The Mexican Mummy
My first memory of, well, anything, was walking up to the San Gabriel mission with my mother and grandmother. The mission was too old to stand up on its own, and so there was scaffolding all around it. In my opinion, it was held up by stilts.
My mother said we were going to see a saint. As we were not raised with religion, this meant little to me, but I was still excited, because whenever we went in this direction, there was usually the promise of heavily larded beans or pistachio ice cream in store. Even then I was lured by food as my main motivator to explore the world.
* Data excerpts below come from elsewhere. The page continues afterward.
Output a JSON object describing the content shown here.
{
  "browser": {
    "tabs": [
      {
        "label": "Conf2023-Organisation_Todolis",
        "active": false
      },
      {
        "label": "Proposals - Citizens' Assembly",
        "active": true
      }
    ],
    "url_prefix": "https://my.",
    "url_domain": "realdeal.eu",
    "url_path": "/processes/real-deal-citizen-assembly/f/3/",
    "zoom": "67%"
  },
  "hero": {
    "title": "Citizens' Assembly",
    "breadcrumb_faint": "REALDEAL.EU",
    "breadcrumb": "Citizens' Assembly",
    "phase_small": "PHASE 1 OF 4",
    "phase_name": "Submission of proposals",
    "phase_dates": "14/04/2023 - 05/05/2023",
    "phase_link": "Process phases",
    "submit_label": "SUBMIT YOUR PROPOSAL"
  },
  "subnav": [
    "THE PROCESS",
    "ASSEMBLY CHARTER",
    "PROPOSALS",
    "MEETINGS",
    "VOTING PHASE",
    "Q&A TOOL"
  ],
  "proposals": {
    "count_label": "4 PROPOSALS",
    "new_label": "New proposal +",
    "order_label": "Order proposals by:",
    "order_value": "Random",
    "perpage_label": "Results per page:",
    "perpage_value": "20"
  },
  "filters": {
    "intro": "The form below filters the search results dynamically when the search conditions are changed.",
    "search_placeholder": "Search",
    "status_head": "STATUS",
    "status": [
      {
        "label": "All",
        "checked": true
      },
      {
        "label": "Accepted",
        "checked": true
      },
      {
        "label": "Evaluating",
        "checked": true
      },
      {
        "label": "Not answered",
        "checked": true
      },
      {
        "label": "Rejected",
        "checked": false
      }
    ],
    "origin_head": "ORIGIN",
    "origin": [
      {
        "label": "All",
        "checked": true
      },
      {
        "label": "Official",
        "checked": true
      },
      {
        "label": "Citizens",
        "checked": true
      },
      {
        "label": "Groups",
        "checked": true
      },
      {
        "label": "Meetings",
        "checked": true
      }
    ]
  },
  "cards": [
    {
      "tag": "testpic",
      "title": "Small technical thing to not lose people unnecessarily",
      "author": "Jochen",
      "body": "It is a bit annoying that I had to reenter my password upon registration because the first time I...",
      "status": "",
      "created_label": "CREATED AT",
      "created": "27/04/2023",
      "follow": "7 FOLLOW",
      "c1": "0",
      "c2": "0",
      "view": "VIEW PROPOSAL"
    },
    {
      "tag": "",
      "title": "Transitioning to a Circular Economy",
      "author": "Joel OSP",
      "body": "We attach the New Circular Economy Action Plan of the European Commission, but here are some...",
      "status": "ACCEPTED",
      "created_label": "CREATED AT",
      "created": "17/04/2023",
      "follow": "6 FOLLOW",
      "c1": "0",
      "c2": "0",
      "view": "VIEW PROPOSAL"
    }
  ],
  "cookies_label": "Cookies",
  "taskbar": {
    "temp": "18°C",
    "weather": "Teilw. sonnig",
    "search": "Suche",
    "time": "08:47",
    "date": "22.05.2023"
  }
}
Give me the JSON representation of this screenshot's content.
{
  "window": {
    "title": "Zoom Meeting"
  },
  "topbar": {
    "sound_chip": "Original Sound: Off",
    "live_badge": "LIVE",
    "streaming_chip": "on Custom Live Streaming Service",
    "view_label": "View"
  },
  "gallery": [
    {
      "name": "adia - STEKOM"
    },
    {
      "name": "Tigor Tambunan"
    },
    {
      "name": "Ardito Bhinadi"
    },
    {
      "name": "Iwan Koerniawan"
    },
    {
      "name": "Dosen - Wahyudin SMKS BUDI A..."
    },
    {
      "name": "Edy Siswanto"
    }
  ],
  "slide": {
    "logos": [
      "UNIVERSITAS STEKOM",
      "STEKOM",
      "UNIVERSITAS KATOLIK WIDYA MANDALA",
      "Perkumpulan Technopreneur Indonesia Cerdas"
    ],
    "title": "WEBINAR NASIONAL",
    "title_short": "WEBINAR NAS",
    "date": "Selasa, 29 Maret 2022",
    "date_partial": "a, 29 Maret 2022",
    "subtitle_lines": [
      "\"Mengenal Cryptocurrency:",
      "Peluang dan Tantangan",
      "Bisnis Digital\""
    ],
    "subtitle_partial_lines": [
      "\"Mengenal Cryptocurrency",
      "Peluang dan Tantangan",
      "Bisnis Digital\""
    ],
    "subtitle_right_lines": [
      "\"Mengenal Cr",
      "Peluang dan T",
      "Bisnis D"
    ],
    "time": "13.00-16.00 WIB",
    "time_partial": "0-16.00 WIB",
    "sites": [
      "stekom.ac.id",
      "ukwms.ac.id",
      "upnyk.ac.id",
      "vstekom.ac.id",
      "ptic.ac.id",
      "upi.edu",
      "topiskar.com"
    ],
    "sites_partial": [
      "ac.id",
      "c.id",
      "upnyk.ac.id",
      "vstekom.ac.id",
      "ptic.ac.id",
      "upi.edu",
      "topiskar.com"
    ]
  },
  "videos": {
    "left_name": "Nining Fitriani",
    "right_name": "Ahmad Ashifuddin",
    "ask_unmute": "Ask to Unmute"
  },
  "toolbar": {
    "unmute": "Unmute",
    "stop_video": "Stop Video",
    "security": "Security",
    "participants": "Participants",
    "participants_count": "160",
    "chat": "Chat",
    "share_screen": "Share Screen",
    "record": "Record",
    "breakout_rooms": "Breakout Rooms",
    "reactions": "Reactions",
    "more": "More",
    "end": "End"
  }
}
The mission was too old to be entered, but there was a section that had been added on to it, which was sunny and open. We approached a… I guess cul de sac in the wall? Some kind of section that was recessed. I didn’t pay the best attention in art school, but I bet there’s a specific architecture word for that part of the church.
There was a long table, wood on the sides. My mom picked me up. My grandmother, Honesta, stood silently, mesmerized. It was oddly quiet, without the sound of her gums chewing gum. I was maybe three or four years old. I looked down through the glass top of the wooden box.
There was a dead guy in there!
You could tell he was dead, because he did not move, and he was in a glass top box. Also, because he looked a bit fake, like his skin was made of paper mache and wax lips. It wasn’t scary, because he did not move. Also, because my mom wasn’t scared. She was laughing.
I think she was laughing because I wasn’t scared. She tried to tell me something about mummies and Egypt, but this man was from Mexico, also, I did not know what countries were, yet. My mom and Honesta were from the Philippines, which was a very far away place, like Canada, which made bacon.
Life was very simple back then. My mother put me back on the ground, and I think maybe they prayed or fell asleep for a while, because they stood at the side of the mummy-saint for a while.
Then we went to a gift shoppe, and I got a rabbit’s foot! There was a wide variety of awesome stuff in the gift shop: peacock feathers, gum, and lucky rabbit’s feet keychains. The rabbit’s foot was real and had toenails! It was dyed an awful purple, and since I had never seen a live rabbit before, I assumed they all came in these colors in nature.
And that’s the first time I saw a dead person.